Viele fortschrittlich gesinnte Leute erkennen dies und arbeiten mit Intelligenz und Energie auf dieses Ziel hin. Wenn Sensationsjäger und Reporter ernsthaft von der Notwendigkeit "diplomatischer Seelenforschung" in den Beziehungen der Länder untereinander sprechen, wenn sie ferner die "großen moralischen Prinzipien der Gesellschaft" als die Grundlage einer erleuchteten Regierung betonen, können wir Mut fassen und ich wiederhole, daß meiner Meinung nach nicht die geringste Ursache für Entmutigung besteht. Es mag für uns schwierig, wenn nicht unmöglich sein, hinter den Malstrom politischer Krisen zu schauen, aber wenn wir unseren kleinen Teil für den Aufbau der Zivilisation in vernünftiger Weise beitragen, ist das gerade die Verantwortlichkeit, die wir zu erfüllen versuchen sollten.
Frage: Aber wo beginnen wir? Es ist so schwierig, einen Überblick zu bekommen und weder die Religion noch die Wissenschaft kann die Antwort geben. Ich kann jedenfalls nichts finden, das mein tiefes Verlangen nach einem neuen Halt für mein Leben befriedigt. Ich nehme nicht an, daß ich damit allein dastehe und möchte gern wissen, was nach Ihren Beobachtungen und Erfahrungen in Amerika und in anderen Ländern - abgesehen von wirtschaftlichen und sozialen Verhältnissen - das vordringlichste Bedürfnis ist?
Antwort: Sie sind in Ihrem Suchen nach einem umfassenden Überblick ganz gewiss nicht allein. Vielleicht kann ich folgendes sagen: Ich habe mit Menschen aller Schichten gesprochen, und es zeigte sich vor allem eines - das Fehlen einer praktischen Philosophie, in der sie eine innere Bindung haben können und das entsprechende Bedürfnis zur Bestätigung ihres intuitiven Dranges, daß es eine umfassendere und festere Grundlage der Wahrheit gibt, als die religiösen Schulen oder die wissenschaftlichen Akademien gelehrt haben.
Es hat sich in steigendem Maße gezeigt, daß die Völker der Erde etwas suchen.
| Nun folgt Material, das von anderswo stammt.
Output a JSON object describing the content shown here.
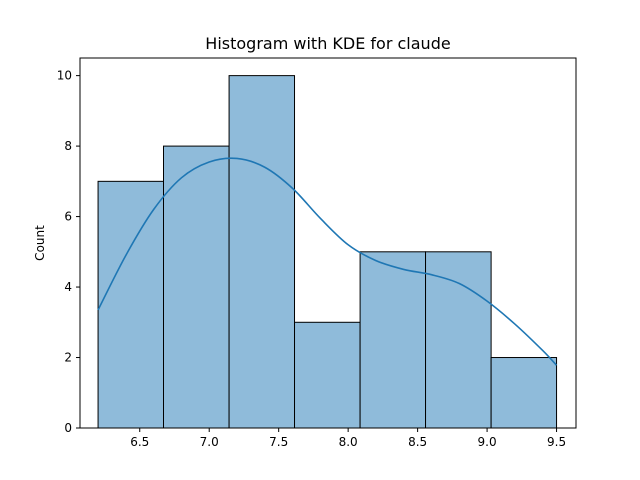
{
  "chart_data": {
    "type": "bar",
    "title": "Histogram with KDE for claude",
    "xlabel": "",
    "ylabel": "Count",
    "xlim": [
      6.07,
      9.64
    ],
    "ylim": [
      0,
      10.5
    ],
    "xticks": [
      6.5,
      7.0,
      7.5,
      8.0,
      8.5,
      9.0,
      9.5
    ],
    "xtick_labels": [
      "6.5",
      "7.0",
      "7.5",
      "8.0",
      "8.5",
      "9.0",
      "9.5"
    ],
    "yticks": [
      0,
      2,
      4,
      6,
      8,
      10
    ],
    "ytick_labels": [
      "0",
      "2",
      "4",
      "6",
      "8",
      "10"
    ],
    "bins": [
      {
        "x0": 6.2,
        "x1": 6.671,
        "count": 7
      },
      {
        "x0": 6.671,
        "x1": 7.143,
        "count": 8
      },
      {
        "x0": 7.143,
        "x1": 7.614,
        "count": 10
      },
      {
        "x0": 7.614,
        "x1": 8.086,
        "count": 3
      },
      {
        "x0": 8.086,
        "x1": 8.557,
        "count": 5
      },
      {
        "x0": 8.557,
        "x1": 9.029,
        "count": 5
      },
      {
        "x0": 9.029,
        "x1": 9.5,
        "count": 2
      }
    ],
    "kde": {
      "x": [
        6.2,
        6.4,
        6.6,
        6.8,
        7.0,
        7.2,
        7.4,
        7.6,
        7.8,
        8.0,
        8.2,
        8.4,
        8.6,
        8.8,
        9.0,
        9.2,
        9.4,
        9.5
      ],
      "y": [
        3.35,
        4.9,
        6.2,
        7.1,
        7.55,
        7.65,
        7.4,
        6.8,
        5.95,
        5.2,
        4.75,
        4.5,
        4.35,
        4.1,
        3.6,
        2.95,
        2.2,
        1.78
      ]
    },
    "bar_color": "#8fbbda",
    "bar_edge_color": "#000000",
    "kde_color": "#1f77b4",
    "grid": false
  }
}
Sie wünschen vernünftigere Antworten auf ihre Probleme; Probleme, die sich nicht mehr nur auf die Familie und das Geschäft beschränken, sondern enger mit den universalen Nöten aller Völker verknüpft sind. Wir sind national und auch auf andere Weise so stark mit einander verbunden, daß wir gezwungen sind zu begreifen, daß unsere ganze Gesellschaft sozial und spirituell wirklich "eine Einzige und Unteilbare" ist; und daß die gegenseitigen Beziehungen von Nation zu Nation, von Rasse zu Rasse jetzt jeden einzelnen Menschen angehen.
Deshalb sage ich, daß Ihr eigener Drang, Ihrer Schau eine neue Richtung zu geben, Ihren Ausblick von einer örtlichen zu einer Weltperspektive zu erheben, nur ein Echo jenes großen Erwachens ist, das die Menschheit als ein Ganzes erlebt und das verlangt, daß wir alle Probleme im Lichte des Weltkarmas betrachten und die anerkannten Glaubensrichtungen - seien sie nun religiöser, wissenschaftlicher oder philosophischer Art, mit Hilfe des inneren Prüfsteines, der im Herzen jedes einzelnen von uns wohnt, kritisch prüfen.
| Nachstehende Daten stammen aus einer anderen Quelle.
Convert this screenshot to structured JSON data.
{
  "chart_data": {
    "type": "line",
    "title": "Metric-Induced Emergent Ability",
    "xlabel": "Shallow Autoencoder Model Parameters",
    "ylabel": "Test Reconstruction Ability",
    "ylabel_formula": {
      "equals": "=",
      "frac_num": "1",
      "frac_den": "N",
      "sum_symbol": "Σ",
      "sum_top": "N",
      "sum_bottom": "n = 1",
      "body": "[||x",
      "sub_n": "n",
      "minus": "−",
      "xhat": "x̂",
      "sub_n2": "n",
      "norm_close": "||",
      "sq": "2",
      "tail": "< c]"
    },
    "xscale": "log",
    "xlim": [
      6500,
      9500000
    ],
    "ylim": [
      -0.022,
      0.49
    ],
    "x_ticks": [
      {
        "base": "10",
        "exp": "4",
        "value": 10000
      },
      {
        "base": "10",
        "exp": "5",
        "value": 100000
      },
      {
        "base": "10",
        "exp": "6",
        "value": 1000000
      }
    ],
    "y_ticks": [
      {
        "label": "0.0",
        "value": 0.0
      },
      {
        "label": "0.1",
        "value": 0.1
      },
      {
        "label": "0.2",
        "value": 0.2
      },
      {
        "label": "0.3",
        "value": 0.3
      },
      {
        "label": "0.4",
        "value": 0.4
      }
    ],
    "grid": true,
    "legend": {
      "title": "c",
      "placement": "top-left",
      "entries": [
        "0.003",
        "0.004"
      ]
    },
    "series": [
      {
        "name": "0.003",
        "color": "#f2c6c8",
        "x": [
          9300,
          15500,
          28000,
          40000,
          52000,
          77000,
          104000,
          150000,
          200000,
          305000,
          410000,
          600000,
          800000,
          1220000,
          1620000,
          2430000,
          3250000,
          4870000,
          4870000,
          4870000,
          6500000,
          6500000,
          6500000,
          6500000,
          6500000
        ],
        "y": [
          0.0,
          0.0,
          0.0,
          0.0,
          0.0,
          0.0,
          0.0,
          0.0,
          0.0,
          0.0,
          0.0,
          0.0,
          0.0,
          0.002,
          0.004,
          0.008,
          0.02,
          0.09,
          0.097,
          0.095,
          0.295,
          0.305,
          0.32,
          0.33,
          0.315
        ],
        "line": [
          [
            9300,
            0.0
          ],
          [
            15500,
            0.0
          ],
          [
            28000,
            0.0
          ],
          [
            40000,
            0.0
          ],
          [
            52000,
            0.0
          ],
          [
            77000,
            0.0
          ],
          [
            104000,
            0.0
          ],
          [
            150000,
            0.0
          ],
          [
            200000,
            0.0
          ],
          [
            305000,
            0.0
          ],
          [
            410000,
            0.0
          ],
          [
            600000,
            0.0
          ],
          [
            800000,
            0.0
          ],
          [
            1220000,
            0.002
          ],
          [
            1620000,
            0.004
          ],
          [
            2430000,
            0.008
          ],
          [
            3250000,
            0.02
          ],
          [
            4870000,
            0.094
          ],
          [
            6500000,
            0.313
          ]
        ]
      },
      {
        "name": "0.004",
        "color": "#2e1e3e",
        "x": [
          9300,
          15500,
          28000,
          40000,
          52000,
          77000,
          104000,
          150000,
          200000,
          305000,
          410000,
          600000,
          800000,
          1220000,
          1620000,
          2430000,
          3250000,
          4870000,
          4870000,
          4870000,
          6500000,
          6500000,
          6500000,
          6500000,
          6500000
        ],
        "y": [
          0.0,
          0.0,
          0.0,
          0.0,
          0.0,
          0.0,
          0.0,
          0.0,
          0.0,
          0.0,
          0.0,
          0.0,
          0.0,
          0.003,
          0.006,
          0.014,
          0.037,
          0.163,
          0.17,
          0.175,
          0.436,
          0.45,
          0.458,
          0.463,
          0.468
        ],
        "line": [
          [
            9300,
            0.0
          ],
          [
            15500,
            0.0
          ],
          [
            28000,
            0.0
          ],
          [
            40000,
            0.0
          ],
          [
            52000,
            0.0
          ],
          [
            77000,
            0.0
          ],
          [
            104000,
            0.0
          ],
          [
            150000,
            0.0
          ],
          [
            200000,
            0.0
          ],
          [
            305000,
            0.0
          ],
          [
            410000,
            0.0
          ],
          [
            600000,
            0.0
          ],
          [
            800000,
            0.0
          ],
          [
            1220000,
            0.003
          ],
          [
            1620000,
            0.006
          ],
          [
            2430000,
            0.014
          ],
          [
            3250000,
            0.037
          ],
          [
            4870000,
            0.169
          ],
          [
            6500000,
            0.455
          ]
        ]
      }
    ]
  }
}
Frage: "Im Lichte des Weltkarmas" - das ist ein höchst verwirrender Ausdruck. Meinen Sie, daß hinter all diesen beunruhigenden Ereignissen ein Plan existiert; und wenn dem so ist, daß es letzten Endes eine Gerechtigkeit gibt?
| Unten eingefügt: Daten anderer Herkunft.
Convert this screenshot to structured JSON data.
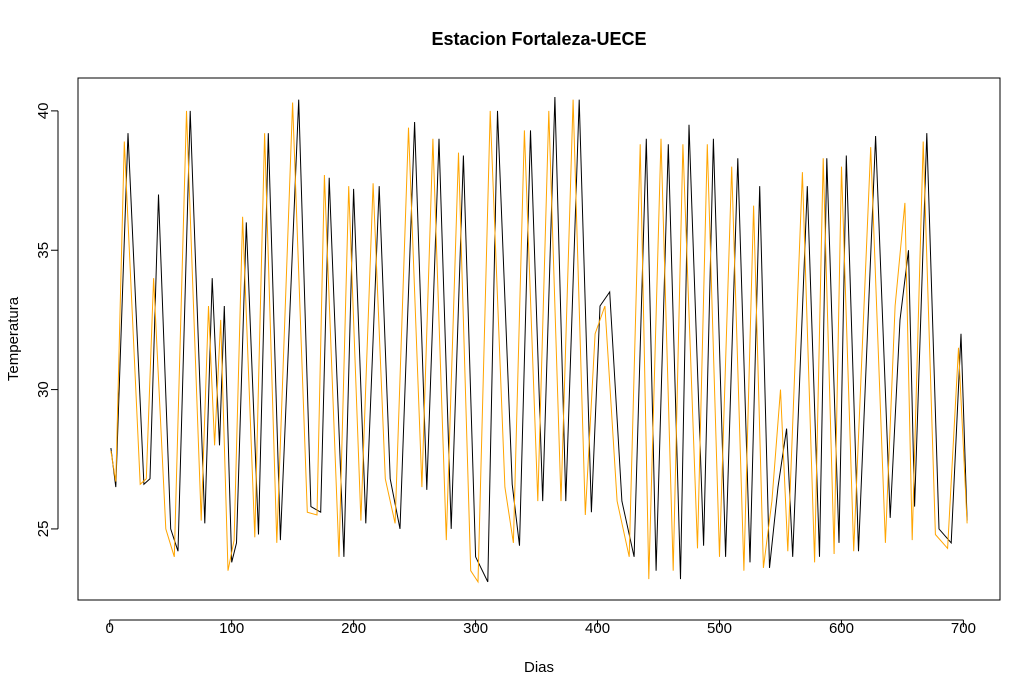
{
  "chart_data": {
    "type": "line",
    "title": "Estacion Fortaleza-UECE",
    "x_label": "Dias",
    "y_label": "Temperatura",
    "xlim": [
      -26,
      730
    ],
    "ylim": [
      22.45,
      41.18
    ],
    "xticks": [
      0,
      100,
      200,
      300,
      400,
      500,
      600,
      700
    ],
    "yticks": [
      25,
      30,
      35,
      40
    ],
    "series": [
      {
        "color": "#000000",
        "x": [
          1,
          5,
          15,
          28,
          33,
          40,
          50,
          56,
          66,
          78,
          84,
          90,
          94,
          100,
          104,
          112,
          122,
          130,
          140,
          155,
          165,
          173,
          180,
          192,
          200,
          210,
          221,
          230,
          238,
          250,
          260,
          270,
          280,
          290,
          300,
          310,
          318,
          330,
          336,
          345,
          355,
          365,
          374,
          385,
          395,
          402,
          410,
          420,
          430,
          440,
          448,
          458,
          468,
          475,
          487,
          495,
          505,
          515,
          525,
          533,
          541,
          548,
          555,
          560,
          572,
          582,
          588,
          598,
          604,
          614,
          628,
          640,
          648,
          655,
          660,
          670,
          680,
          690,
          698,
          703
        ],
        "values": [
          27.9,
          26.5,
          39.2,
          26.6,
          26.8,
          37,
          25,
          24.2,
          40,
          25.2,
          34,
          28,
          33,
          23.8,
          24.5,
          36,
          24.8,
          39.2,
          24.6,
          40.4,
          25.8,
          25.6,
          37.6,
          24,
          37.2,
          25.2,
          37.3,
          26.8,
          25,
          39.6,
          26.4,
          39,
          25,
          38.4,
          24,
          23.1,
          40,
          26.6,
          24.4,
          39.3,
          26,
          40.5,
          26,
          40.4,
          25.6,
          33,
          33.5,
          26,
          24,
          39,
          23.5,
          38.8,
          23.2,
          39.5,
          24.4,
          39,
          24,
          38.3,
          23.8,
          37.3,
          23.6,
          26.5,
          28.6,
          24,
          37.3,
          24,
          38.3,
          24.5,
          38.4,
          24.2,
          39.1,
          25.4,
          32.5,
          35,
          25.8,
          39.2,
          25,
          24.5,
          32,
          25.3
        ]
      },
      {
        "color": "#FFA500",
        "x": [
          1,
          5,
          12,
          25,
          30,
          36,
          46,
          53,
          63,
          75,
          81,
          86,
          91,
          97,
          102,
          109,
          119,
          127,
          137,
          150,
          162,
          170,
          176,
          188,
          196,
          206,
          216,
          226,
          234,
          245,
          256,
          265,
          276,
          286,
          296,
          302,
          312,
          324,
          331,
          340,
          351,
          360,
          370,
          380,
          390,
          398,
          406,
          416,
          426,
          435,
          442,
          452,
          462,
          470,
          482,
          490,
          500,
          510,
          520,
          528,
          536,
          543,
          550,
          556,
          568,
          578,
          585,
          594,
          600,
          610,
          624,
          636,
          644,
          652,
          658,
          667,
          677,
          687,
          696,
          703
        ],
        "values": [
          27.8,
          26.7,
          38.9,
          26.6,
          26.8,
          34,
          25,
          24,
          40,
          25.3,
          33,
          28,
          32.5,
          23.5,
          24.6,
          36.2,
          24.7,
          39.2,
          24.5,
          40.3,
          25.6,
          25.5,
          37.7,
          24,
          37.3,
          25.3,
          37.4,
          26.8,
          25.2,
          39.4,
          26.5,
          39,
          24.6,
          38.5,
          23.5,
          23.1,
          40,
          26.5,
          24.5,
          39.3,
          26,
          40,
          26,
          40.4,
          25.5,
          32,
          33,
          26,
          24,
          38.8,
          23.2,
          39,
          23.5,
          38.8,
          24.3,
          38.8,
          24,
          38,
          23.5,
          36.6,
          23.6,
          26,
          30,
          24.2,
          37.8,
          23.8,
          38.3,
          24.1,
          38,
          24.2,
          38.7,
          24.5,
          33,
          36.7,
          24.6,
          38.9,
          24.8,
          24.3,
          31.5,
          25.2
        ]
      }
    ]
  }
}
Antwort: Können wir sagen, daß es hinter all diesen äußeren Streitigkeiten und Unruhen eine Gerechtigkeit gibt, wenn sie unter dem Gesichtspunkt des Weltkarmas betrachtet werden? In meiner Philosophie gibt es nur eine Antwort - ein klares "Ja". Denn alles, was sich ereignet, ist die Wirkung einer in der Vergangenheit irgendwo, irgendwann, irgendwie in Bewegung gesetzten Ursache. Mit anderen Worten, alles ist Karma - um diesen sehr nützlichen Ausdruck aus dem Orient zu benützen - denn es umfaßt den ganzen Vorgang von Aktionen und Reaktionen, welcher die gerechten und natürlichen Wirkungen früher ins Leben gerufener Ursachen hervorruft.
Frage: Ehe Sie fortfahren, möchte ich noch fragen: Verstehen Sie unter Karma, was Paulus in seiner Feststellung meinte, daß Gott sich nicht spotten läßt, oder daß wir, was immer wir säen auch ernten müssen?
Antwort: So ist es. Auf die Aktion folgt die Reaktion, auf die Saat das Reifen, auf die Ursache die Wirkung. Wie wir es auch nennen mögen, es wirkt in jeder Sphäre der Erfahrung und der Tätigkeit vom kleinsten atomaren Einflußbereich bis zur entferntesten Milchstraße im entlegensten Teile des Raumes.
Aber wenn wir sagen, daß alles Karma, alles die Folge von früher in Bewegung gesetzten Ursachen ist, müssen wir bei unserer Betrachtung des menschlichen Karmas weit in die Vergangenheit zurückgehen, in der Tat Millionen Jahre, bis zu der frühen Periode, in welcher der Mensch das erstemal von der Frucht der Erkenntnis aß und von da an zu lernen begann, das Rechte vom Unrechten zu unterscheiden. Offensichtlich waren wir seit dieser weit zurückliegenden Zeit für unsere eigenen Gedanken und Taten voll verantwortlich und zwar nicht nur für das, was wir dachten und taten, sondern auch für unseren Anteil an Verantwortlichkeit in Bezug auf die Wirkungen, die unser Denken und Handeln die ganzen Zeitalter hindurch auf andere gehabt haben!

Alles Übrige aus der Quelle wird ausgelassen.